— Ты должна, — тяжело проговорил он.
Положив руку на ее живот, он наклонился чуть вперед, прижимаясь своим лбом к ее лбу.
— Любимая, спаси нашего сына.
Кровавая пена на его губах сказала мне о том, что он уже обречен и только чувство долга держит его на этой стороне.
Лея зарыдала, цепляясь за его голые плечи, и отрицательно качала головой, словно не веря в то, что все это происходит на самом деле.
— У нас мало времени… они уже близко… я слышу их.
И пусть моих ушей еще не достиг шум погони, но его животным инстинктам я верила. Подняв руку, я сжала плечо женщины и потащила ее прочь от раненого мужа, которого она уже никогда не увидит.
— Дак, — словно раненая волчица взвыла она.
— Люблю тебя и всегда буду, помни об этом, — обреченно проговорил он нам вслед, крепче перехватывая меч, собираясь всеми силами выиграть нам время.
Я, не позволяя Лее обернуться, толкала ее перед собой. Сама же бросила взгляд через плечо. Оборотень жадно впитывал образ любимой женщины, которую он намерен защищать до последнего вздоха. Когда он обернулся на шум приближающейся разъяренной толпы, я задохнулась от ужаса. Из спины Вульфа торчало с десяток стрел. Я не смогу ему помочь, никто не сможет.

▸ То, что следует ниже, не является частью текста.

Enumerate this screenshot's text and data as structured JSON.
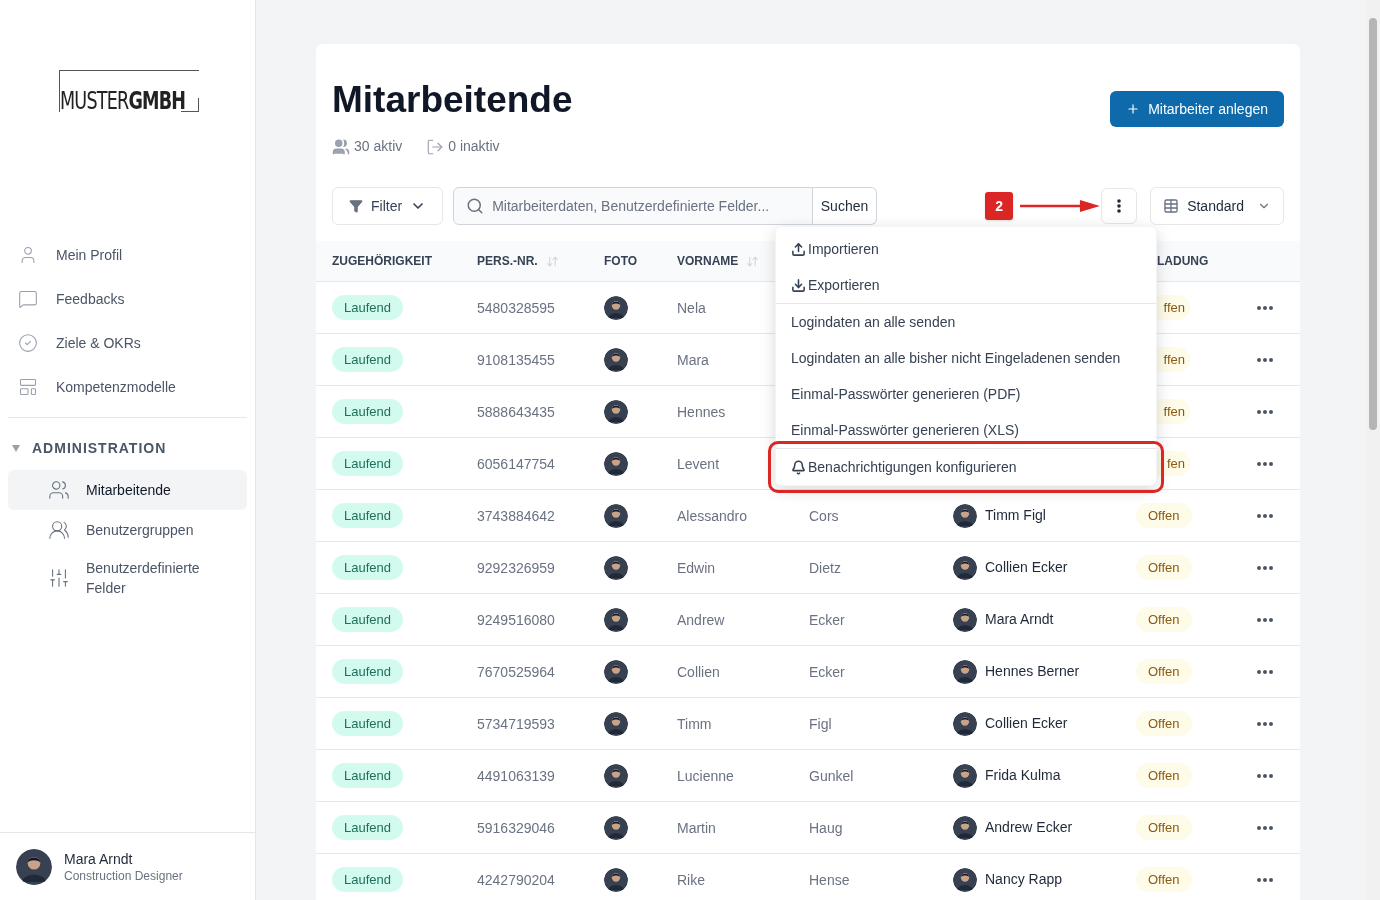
{
  "logo": {
    "light": "MUSTER",
    "bold": "GMBH"
  },
  "sidebar": {
    "items": [
      {
        "label": "Mein Profil"
      },
      {
        "label": "Feedbacks"
      },
      {
        "label": "Ziele & OKRs"
      },
      {
        "label": "Kompetenzmodelle"
      }
    ],
    "section": {
      "title": "ADMINISTRATION",
      "expanded": true,
      "items": [
        {
          "label": "Mitarbeitende",
          "selected": true
        },
        {
          "label": "Benutzergruppen",
          "selected": false
        },
        {
          "label": "Benutzerdefinierte Felder",
          "selected": false
        }
      ]
    },
    "user": {
      "name": "Mara Arndt",
      "role": "Construction Designer"
    }
  },
  "page": {
    "title": "Mitarbeitende",
    "active": "30 aktiv",
    "inactive": "0 inaktiv",
    "create_button": "Mitarbeiter anlegen"
  },
  "toolbar": {
    "filter": "Filter",
    "search_placeholder": "Mitarbeiterdaten, Benutzerdefinierte Felder...",
    "search_button": "Suchen",
    "view": "Standard"
  },
  "annotation": {
    "badge": "2"
  },
  "menu": {
    "sections": [
      [
        {
          "label": "Importieren",
          "highlighted": false
        },
        {
          "label": "Exportieren",
          "highlighted": false
        }
      ],
      [
        {
          "label": "Logindaten an alle senden",
          "highlighted": false
        },
        {
          "label": "Logindaten an alle bisher nicht Eingeladenen senden",
          "highlighted": false
        },
        {
          "label": "Einmal-Passwörter generieren (PDF)",
          "highlighted": false
        },
        {
          "label": "Einmal-Passwörter generieren (XLS)",
          "highlighted": false
        }
      ],
      [
        {
          "label": "Benachrichtigungen konfigurieren",
          "highlighted": true
        }
      ]
    ]
  },
  "table": {
    "columns": [
      {
        "label": "ZUGEHÖRIGKEIT",
        "sortable": false
      },
      {
        "label": "PERS.-NR.",
        "sortable": true
      },
      {
        "label": "FOTO",
        "sortable": false
      },
      {
        "label": "VORNAME",
        "sortable": true
      },
      {
        "label": "LADUNG",
        "sortable": false
      }
    ],
    "rows": [
      {
        "membership": "Laufend",
        "number": "5480328595",
        "first_name": "Nela",
        "invitation": "ffen"
      },
      {
        "membership": "Laufend",
        "number": "9108135455",
        "first_name": "Mara",
        "invitation": "ffen"
      },
      {
        "membership": "Laufend",
        "number": "5888643435",
        "first_name": "Hennes",
        "invitation": "ffen"
      },
      {
        "membership": "Laufend",
        "number": "6056147754",
        "first_name": "Levent",
        "invitation": "fen"
      },
      {
        "membership": "Laufend",
        "number": "3743884642",
        "first_name": "Alessandro",
        "last_name": "Cors",
        "manager": "Timm Figl",
        "invitation": "Offen"
      },
      {
        "membership": "Laufend",
        "number": "9292326959",
        "first_name": "Edwin",
        "last_name": "Dietz",
        "manager": "Collien Ecker",
        "invitation": "Offen"
      },
      {
        "membership": "Laufend",
        "number": "9249516080",
        "first_name": "Andrew",
        "last_name": "Ecker",
        "manager": "Mara Arndt",
        "invitation": "Offen"
      },
      {
        "membership": "Laufend",
        "number": "7670525964",
        "first_name": "Collien",
        "last_name": "Ecker",
        "manager": "Hennes Berner",
        "invitation": "Offen"
      },
      {
        "membership": "Laufend",
        "number": "5734719593",
        "first_name": "Timm",
        "last_name": "Figl",
        "manager": "Collien Ecker",
        "invitation": "Offen"
      },
      {
        "membership": "Laufend",
        "number": "4491063139",
        "first_name": "Lucienne",
        "last_name": "Gunkel",
        "manager": "Frida Kulma",
        "invitation": "Offen"
      },
      {
        "membership": "Laufend",
        "number": "5916329046",
        "first_name": "Martin",
        "last_name": "Haug",
        "manager": "Andrew Ecker",
        "invitation": "Offen"
      },
      {
        "membership": "Laufend",
        "number": "4242790204",
        "first_name": "Rike",
        "last_name": "Hense",
        "manager": "Nancy Rapp",
        "invitation": "Offen"
      }
    ]
  }
}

Лею пришлось практически волоком тащить на себе, все время подгоняя и уговаривая. Она давно перестала плакать, понимая, что ничего исправить уже невозможно, и только лишь ребенок не позволял ей вернуться и умереть вместе с мужем. Мы уходили все дальше в лес, надеясь на то, что увлеченные кровавой расправой люди еще нескоро вспомнят об упущенной из вида женщине. Звук боя, давно оставшегося позади, до сих пор отдавался в ушах похоронным набатом.
Я вела жену барона в свой дом, зная, что найти нам приют больше негде. И меня все больше беспокоили ее вялость и землистый цвет лица.
Весь этот путь, пройденный мной всего за час по тёмным тропинкам в начале этой ночи, показался на удивление сложным и длинным, лишь показавшаяся вдалеке покатая крыша позволила с облегчением выдохнуть.
— Потерпи, милая. Мы почти пришли, — обратилась я к Лее, стараясь ее расшевелить и отвлечь.
Ответом мне был лишь безмолвный кивок и безразличный взгляд потускневших от горя глаз.
— Соберись! — встряхнула я ее.
Бабушка всегда говорила, что зачастую пациенту нужна не жалость, а хорошая взбучка. Вот и сейчас, понимая, что утешить ее я не в силах, решила использовать метод покойной травницы.
— Ты обязана дойти. Для своего ребенка, для своего мужа. Для себя, в конце концов, — я сама не заметила, что начала плакать, пока реснички не стали слипаться ото льда, образовавшегося на них.